As concern about adolescent sexual and reproductive health has grown due to the unprecedented increase rates of sexual activity, early pregnancy and STIs, a health expert has urged the Ministry of Health (MoH) to develop a national adolescent sexual and reproductive health policy.
Dr Jainaba Sey-Sawo, Head of Department Nursing, University of The Gambia, advised the Ministry during her presentation at the daylong research findings dissemination meeting with members of health writers recently held at the Regional Education Office 1 Complex, Kanifing.
The research findings dissemination meeting was organized by the Ministry of Basic and Secondary Education (MoBSE) with the research team for the Comprehensive Health Education (CHE). The forum which brought together large numbers of health writers drawn from radio, television, online and print was used to discuss adolescent sexual and reproductive health (ASRH) issues under a project titled: Strengthening Access to Quality Comprehensive Health Education in The Gambia.
Strengthening Access to Quality Comprehensive Health Education in The Gambia is an implementation research project done by Ministry of Basic and Secondary Education with funding from International Development Research Center (IDRC), Canada.
Dr Sey-Sawo who made a comprehensive presentation on access to reproductive health information and services among adolescents in The Gambia described adolescent sexual and reproductive health (ASRH) as a global public health concern.
She outlined some challenges faced by adolescents which she said include early pregnancy and parenthood, difficulties accessing contraception and safe abortion, and high rates of HIV and sexually transmitted infections.
“The World Health Organization (WHO, 2021) defines adolescents as individuals between 10 and 19 years of age,” she stated.
She said among the burden of adolescents RH which include girls getting married before the age of 18 years and “90% of births to girls aged15-19 years occur within marriage and every year, estimated 21 million girls ages 15-9 years and 2 million girls under 5 years become pregnant in low income countries (UNFPA, 2015), while complications during pregnancy and childbirth is the leading cause of death for 15-19 years old girls globally (WHO, 2016).”
According to status of adolescents RH Indicators in The Gambia, age at first sexual intercourse and marriage, Dr Sey-Sawo disclosed that 10% of women begin sexual activity before age 5; 44% begin sexual activity before age 18; 24% of women give birth by age 18; the median age at first marriage for women age 25-49 years is19.4 years (GDHS 2019-20).

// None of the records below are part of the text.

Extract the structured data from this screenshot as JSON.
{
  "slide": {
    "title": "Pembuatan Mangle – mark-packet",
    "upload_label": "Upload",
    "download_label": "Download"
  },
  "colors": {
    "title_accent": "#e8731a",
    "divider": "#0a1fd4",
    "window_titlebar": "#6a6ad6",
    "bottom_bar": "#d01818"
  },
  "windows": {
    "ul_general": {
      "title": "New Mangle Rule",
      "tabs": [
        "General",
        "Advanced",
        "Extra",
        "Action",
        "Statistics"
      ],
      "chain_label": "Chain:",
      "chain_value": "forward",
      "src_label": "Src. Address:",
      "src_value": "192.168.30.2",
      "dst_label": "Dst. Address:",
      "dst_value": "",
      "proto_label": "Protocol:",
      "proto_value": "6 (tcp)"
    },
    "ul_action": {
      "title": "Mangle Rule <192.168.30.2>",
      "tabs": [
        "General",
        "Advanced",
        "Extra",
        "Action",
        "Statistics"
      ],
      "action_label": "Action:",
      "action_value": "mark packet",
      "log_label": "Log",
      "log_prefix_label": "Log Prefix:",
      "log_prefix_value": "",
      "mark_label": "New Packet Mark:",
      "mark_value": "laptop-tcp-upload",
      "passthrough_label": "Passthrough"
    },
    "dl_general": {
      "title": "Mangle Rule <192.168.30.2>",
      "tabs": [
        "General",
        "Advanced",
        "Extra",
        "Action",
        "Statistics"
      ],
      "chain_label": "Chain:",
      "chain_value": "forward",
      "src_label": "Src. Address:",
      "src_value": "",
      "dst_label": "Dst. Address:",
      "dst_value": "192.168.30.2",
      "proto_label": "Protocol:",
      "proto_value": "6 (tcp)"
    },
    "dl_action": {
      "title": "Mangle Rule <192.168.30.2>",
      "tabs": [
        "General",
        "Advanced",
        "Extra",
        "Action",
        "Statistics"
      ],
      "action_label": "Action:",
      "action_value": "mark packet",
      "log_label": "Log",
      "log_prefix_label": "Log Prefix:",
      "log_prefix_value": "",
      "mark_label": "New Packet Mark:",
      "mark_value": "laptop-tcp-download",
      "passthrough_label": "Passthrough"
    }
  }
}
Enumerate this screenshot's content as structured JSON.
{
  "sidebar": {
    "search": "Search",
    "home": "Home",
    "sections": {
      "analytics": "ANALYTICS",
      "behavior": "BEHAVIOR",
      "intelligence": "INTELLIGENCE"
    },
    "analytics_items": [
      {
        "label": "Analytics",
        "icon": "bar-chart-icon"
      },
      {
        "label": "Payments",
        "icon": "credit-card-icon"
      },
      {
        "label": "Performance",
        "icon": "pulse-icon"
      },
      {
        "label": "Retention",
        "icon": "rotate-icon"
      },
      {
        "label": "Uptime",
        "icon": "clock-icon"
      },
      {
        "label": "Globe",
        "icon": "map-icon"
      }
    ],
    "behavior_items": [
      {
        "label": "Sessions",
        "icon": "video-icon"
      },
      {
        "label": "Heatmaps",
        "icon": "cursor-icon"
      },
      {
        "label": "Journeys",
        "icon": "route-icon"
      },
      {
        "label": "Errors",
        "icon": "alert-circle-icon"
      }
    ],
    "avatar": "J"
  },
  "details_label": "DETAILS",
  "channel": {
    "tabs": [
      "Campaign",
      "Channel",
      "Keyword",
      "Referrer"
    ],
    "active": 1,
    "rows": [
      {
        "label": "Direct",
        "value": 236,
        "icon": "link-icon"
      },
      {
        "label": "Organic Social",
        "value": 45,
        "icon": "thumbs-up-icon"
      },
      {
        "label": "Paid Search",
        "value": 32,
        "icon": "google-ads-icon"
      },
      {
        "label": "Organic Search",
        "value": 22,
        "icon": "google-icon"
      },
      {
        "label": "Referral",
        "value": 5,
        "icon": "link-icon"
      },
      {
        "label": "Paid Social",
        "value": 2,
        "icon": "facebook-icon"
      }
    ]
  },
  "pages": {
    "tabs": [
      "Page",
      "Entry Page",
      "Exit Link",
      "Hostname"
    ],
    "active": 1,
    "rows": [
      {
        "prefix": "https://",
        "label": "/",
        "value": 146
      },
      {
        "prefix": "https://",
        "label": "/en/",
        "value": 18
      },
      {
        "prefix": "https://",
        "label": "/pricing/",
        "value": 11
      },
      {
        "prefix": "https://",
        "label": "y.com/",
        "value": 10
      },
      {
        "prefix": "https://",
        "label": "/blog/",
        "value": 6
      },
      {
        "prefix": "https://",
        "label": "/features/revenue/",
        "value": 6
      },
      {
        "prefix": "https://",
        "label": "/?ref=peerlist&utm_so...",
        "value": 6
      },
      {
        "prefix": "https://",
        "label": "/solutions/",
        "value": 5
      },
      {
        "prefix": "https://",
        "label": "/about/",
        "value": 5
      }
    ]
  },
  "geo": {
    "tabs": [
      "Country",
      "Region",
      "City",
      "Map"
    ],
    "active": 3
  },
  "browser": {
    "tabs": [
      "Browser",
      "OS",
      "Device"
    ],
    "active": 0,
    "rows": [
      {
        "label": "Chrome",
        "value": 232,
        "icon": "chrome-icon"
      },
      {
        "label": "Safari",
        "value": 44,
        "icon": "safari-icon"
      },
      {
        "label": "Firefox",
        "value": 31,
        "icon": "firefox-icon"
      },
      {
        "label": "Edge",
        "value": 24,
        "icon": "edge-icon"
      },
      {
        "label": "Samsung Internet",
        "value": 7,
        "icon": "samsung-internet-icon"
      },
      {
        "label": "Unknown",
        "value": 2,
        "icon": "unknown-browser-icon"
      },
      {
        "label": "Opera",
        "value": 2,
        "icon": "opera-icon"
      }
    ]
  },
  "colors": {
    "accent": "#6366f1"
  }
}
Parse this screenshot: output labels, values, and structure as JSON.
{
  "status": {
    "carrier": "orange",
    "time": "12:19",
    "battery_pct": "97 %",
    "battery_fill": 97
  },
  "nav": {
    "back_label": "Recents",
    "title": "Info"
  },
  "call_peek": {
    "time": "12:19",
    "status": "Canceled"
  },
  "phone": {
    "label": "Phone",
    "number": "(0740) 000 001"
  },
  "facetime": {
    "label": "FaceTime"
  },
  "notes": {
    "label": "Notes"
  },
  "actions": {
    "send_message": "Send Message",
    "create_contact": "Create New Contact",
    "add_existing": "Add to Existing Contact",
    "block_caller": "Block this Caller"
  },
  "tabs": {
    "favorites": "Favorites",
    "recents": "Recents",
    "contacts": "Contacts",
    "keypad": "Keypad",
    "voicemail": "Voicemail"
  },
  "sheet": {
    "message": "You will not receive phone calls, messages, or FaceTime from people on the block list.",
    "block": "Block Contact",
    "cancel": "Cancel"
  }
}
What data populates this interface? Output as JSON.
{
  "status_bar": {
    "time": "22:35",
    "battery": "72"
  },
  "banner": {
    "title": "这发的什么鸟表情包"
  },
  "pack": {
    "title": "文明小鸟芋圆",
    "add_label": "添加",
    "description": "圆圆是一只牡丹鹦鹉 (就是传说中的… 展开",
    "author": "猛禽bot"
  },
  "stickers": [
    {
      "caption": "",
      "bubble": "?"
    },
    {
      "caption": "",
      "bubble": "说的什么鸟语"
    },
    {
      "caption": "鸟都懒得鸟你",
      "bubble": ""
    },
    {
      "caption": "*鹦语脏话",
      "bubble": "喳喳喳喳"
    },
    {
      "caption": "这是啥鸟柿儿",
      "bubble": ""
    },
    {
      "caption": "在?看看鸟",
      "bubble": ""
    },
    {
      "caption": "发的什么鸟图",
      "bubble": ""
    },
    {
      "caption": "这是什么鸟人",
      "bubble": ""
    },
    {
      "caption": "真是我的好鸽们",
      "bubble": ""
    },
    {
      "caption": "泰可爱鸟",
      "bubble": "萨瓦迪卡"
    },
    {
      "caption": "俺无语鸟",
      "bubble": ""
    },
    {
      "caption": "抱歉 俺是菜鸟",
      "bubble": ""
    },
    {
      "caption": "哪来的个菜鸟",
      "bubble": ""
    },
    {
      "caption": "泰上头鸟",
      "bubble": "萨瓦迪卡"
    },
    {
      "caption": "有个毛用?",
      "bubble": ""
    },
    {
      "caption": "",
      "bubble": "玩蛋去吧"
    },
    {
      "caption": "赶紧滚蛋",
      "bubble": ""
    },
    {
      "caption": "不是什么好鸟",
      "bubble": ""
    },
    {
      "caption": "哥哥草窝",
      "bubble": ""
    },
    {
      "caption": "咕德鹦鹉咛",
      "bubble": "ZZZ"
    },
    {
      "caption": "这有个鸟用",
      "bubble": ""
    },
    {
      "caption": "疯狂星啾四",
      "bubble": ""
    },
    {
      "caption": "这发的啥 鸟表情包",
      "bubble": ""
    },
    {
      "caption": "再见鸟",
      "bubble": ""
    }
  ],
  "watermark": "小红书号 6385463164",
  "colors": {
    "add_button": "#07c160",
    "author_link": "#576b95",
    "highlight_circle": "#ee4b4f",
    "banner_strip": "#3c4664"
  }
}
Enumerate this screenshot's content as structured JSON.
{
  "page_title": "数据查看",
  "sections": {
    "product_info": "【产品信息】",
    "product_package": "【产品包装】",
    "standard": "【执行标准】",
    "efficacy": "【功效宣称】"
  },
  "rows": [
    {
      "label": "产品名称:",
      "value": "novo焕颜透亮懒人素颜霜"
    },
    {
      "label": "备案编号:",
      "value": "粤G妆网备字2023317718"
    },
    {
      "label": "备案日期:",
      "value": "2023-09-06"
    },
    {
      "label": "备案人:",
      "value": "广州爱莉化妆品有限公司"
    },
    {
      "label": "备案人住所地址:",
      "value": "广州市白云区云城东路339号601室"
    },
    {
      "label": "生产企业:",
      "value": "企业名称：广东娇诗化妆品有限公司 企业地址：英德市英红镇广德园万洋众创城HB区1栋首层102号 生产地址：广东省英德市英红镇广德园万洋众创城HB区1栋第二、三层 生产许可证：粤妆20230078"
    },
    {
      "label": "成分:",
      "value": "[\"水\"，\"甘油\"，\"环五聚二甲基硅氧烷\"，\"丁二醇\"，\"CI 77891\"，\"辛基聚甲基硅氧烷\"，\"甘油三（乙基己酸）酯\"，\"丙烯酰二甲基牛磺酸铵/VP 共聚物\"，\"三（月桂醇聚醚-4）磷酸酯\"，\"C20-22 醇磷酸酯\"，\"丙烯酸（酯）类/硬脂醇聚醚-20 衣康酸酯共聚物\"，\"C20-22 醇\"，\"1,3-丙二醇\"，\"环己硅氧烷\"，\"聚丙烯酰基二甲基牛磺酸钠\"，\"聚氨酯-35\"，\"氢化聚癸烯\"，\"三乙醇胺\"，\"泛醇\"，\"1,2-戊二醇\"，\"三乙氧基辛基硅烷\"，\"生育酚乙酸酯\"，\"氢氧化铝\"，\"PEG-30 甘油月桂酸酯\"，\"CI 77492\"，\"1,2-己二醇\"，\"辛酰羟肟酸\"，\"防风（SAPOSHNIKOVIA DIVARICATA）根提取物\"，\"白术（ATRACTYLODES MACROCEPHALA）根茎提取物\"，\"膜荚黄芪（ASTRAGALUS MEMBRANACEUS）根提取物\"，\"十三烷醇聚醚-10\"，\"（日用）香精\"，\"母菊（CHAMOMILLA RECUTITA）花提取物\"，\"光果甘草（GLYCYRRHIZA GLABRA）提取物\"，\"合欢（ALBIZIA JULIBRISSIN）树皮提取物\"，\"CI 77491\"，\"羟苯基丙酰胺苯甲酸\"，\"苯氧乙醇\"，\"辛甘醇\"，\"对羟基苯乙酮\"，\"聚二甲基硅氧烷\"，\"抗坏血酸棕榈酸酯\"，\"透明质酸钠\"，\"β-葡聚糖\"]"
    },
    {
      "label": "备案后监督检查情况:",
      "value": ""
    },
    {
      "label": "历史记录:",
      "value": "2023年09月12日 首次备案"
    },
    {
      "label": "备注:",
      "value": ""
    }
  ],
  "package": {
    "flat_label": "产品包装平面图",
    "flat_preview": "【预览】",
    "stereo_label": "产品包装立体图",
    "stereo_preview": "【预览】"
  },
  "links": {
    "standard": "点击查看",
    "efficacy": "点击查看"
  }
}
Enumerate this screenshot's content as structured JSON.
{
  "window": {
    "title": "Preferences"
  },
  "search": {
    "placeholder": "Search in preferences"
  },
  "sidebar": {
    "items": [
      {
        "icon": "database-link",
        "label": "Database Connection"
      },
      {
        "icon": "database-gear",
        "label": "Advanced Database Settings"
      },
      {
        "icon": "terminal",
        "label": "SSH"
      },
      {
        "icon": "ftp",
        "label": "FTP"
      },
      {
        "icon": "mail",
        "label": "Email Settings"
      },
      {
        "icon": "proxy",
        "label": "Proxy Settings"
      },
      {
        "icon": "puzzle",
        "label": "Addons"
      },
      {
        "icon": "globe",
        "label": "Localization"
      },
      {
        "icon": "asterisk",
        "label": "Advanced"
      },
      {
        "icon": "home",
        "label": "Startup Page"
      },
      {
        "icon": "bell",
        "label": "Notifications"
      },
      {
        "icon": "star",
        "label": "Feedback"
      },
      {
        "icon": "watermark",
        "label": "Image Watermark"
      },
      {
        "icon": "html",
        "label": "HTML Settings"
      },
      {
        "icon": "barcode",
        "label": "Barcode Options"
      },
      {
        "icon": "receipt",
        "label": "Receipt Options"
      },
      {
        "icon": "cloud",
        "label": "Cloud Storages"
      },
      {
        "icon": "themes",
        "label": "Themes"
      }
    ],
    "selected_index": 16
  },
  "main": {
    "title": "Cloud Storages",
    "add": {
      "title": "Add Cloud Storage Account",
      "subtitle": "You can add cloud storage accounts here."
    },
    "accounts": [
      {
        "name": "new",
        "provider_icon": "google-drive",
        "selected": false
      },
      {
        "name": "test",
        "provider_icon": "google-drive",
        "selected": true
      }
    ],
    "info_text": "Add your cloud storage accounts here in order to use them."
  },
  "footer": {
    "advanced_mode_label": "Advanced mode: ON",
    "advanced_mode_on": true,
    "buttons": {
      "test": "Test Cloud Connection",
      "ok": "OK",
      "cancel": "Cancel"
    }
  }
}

She explained further that teenage pregnancy and mother (15-19 years), “The GDHS 2019-20 results showed that 14% of adolescents had begun childbearing; 11% had given birth, 3% were pregnant with their first child; Percentage who have begun childbearing – Rural 20.2% and Urban 11.3% but teenage childbearing decreased from 18% in 2013 to 14% in 2019-20 and 29.3% 15-19 years (Married women) unmet needs for FP.”
The Doctor further discussed among other important topics which include gender based violence (GBV); domestic laws; barriers to accessing RHIS, strategies to improve access.
“Establishing and strengthening youth friendly centers, ASRH policy and school reproductive health programs are important steps to improve adolescents’ access to RH information and services and thus ensure a healthy and productive future adult population,” she suggested as she advised the relevant authorities.
Speaking on the CHE research findings, Ms Phebian Ina Grant-Sagnia, principal investigator of project for Strengthening Access to Quality Comprehensive Health Education for in-and-out of School Adolescents in Region I, The Gambia who is also a Principal Health Researcher Ministry of Health expounded on the subject at great length.